Canicule: trois réacteurs nucléaires à l'arrêt et huit à puissance réduite en France

Trois réacteurs nucléaires sont à l'arrêt, situés au bord de fleuves, et huit autres fonctionnent à puissance réduite, en raison de la chaleur qui règne sur la France dimanche, a indiqué l'exploitant EDF à l'AFP.

"À cause des conditions climatiques et pour respecter les arrêtés sur les rejets, et donc l'environnement", les réacteurs n°2 à Golfech (Tarn-et-Garonne), au bord de la Garonne, n°3 à Bugey (Ain), au bord du Rhône, et n°2 à Chooz (Ardennes), au bord de la Meuse, sont arrêtés.

Des "adaptations de puissance" touchent les réacteurs n°1 et 2 à Saint-Alban (Isère), n°1 et 3 dans la centrale du Blayais (Gironde), n°4 et 5 à Bugey, n°1 à Chooz et n°3 à Tricastin (Drôme), a détaillé l'entreprise publique.

La France compte 57 réacteurs nucléaires, assurant quelque 70% de sa production d'électricité, et tous sont installés au bord d'un fleuve ou de la mer pour permettre le refroidissement des installations.

En vue de limiter les dégâts sur les écosystèmes aquatiques provoqués par la chaleur de l'eau rejetée par les centrales, l'Autorité de sûreté nucléaire (ASNR) fixe pour chaque site des limites de température de l'eau, qui obligent EDF à abaisser dans certaines circonstances le niveau d'activité de ses centrales nucléaires. Toute vague de chaleur, comme celle qui a commencé le 4 juillet en France, aboutit donc à réduire la production d'électricité.

Samedi, le ministère de l'Économie avait publié au Journal officiel une dérogation à ces limites pour la centrale de Bugey, "afin d'assurer la sécurité du réseau électrique", jusqu'au 20 juillet.

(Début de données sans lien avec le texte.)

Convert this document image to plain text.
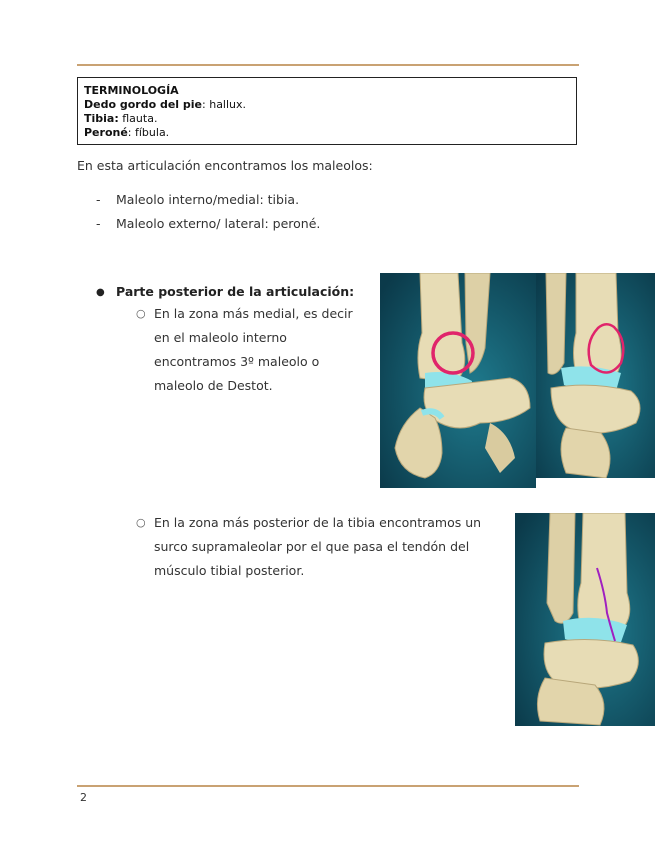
TERMINOLOGÍA
Dedo gordo del pie: hallux.
Tibia: flauta.
Peroné: fíbula.
En esta articulación encontramos los maleolos:
- Maleolo interno/medial: tibia.
- Maleolo externo/ lateral: peroné.
● Parte posterior de la articulación:
○ En la zona más medial, es decir en el maleolo interno encontramos 3º maleolo o maleolo de Destot.
○ En la zona más posterior de la tibia encontramos un surco supramaleolar por el que pasa el tendón del músculo tibial posterior.
2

Cette dérogation avait été réclamée par EDF en invoquant les exigences de production du gestionnaire du réseau de transport d'électricité, RTE.

L'exploitant des centrales proposait "une limite temporaire de 1°C en matière d'échauffement de l'eau du Rhône entre l'amont et l'aval de la centrale nucléaire pendant cette situation exceptionnelle, assortie d'un programme de surveillance renforcée de l'environnement en rapport avec ces rejets", selon le courrier cité par le gouvernement.